Cerca de 13 mil alunos estão neste momento a beneficiar do Programa Escolar de Reforço Alimentar (PERA), em funcionamento desde Setembro deste ano, mais três mil do aqueles que eram conhecidos há cerca de 15 dias, por altura da discussão do Orçamento da Educação em sede parlamentar. No entanto, o secretário de Estado do Ensino e da Administração Escolar, João Casanova de Almeida, garantiu esta quinta-feira que não é previsível o aumento de alunos referenciados e apoiados pelo projecto.

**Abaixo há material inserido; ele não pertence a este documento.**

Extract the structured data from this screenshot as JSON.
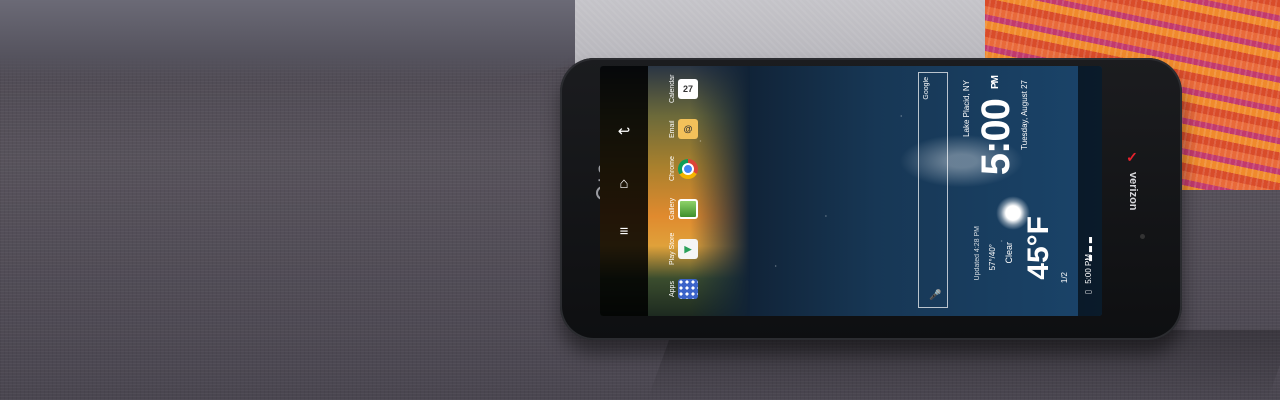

“Não podemos dizê-lo, até porque o programa PERA está numa fase de lançamento na sua generalização e existem escolas que tem vindo a lançar alunos - não todos ao mesmo tempo - e, portanto, poderá ser fruto de não ter havido um período fixo no qual se devia fazer o levantamento, mas sim atender às necessidades à medida que elas fossem aparecendo e também a própria gestão dos procedimentos que estão em causa. Julgo que à medida que forem sendo apreendidos pela escola todos os procedimentos que são necessários tomar que esse número deixará de ter flutuações”, declarou João Casanova de Almeida, que esta manhã visitou a Escola Básica D. Luís de Mendonça Furtado, no Barreiro.

“Este programa é um programa que é feito com donativos das empresas. Não tem custo nenhum. São as empresas produtoras, distribuidoras e transportadoras que fazem o grosso deste trabalho. Não é nenhum encargo no Orçamento do Estado. Independentemente da sua proporção, é suportada pela solidariedade social que devemos enaltecer”, realçou.

Questionado sobre o fim da escola pública gratuita, o secretário de Estado do Ensino Básico e da Administração Escolar disse ser cedo discutir esta matéria mas que no devido tempo as medidas tomadas pelo Governo, com vista à rentabilização da educação, serão comunicadas.

“Estamos a avaliar o sistema educativo e a intervir nele desde que tomámos posse. Temos vindo a tomar decisões estruturais. A seu tempo, cada uma das decisões será comunicada. O que temos feito até agora é trabalhar na linha de olhar para o sistema educativo e rentabilizar aquilo que pode ser rentabilizado. É o que continuaremos sempre a fazer. Neste momento é precoce falar do que quer que seja com dados, estudos, com tudo aquilo que é feito pelo MEC para tomar qualquer iniciativa. É cedo para discutir essa matéria”, conclui João Casanova de Almeida.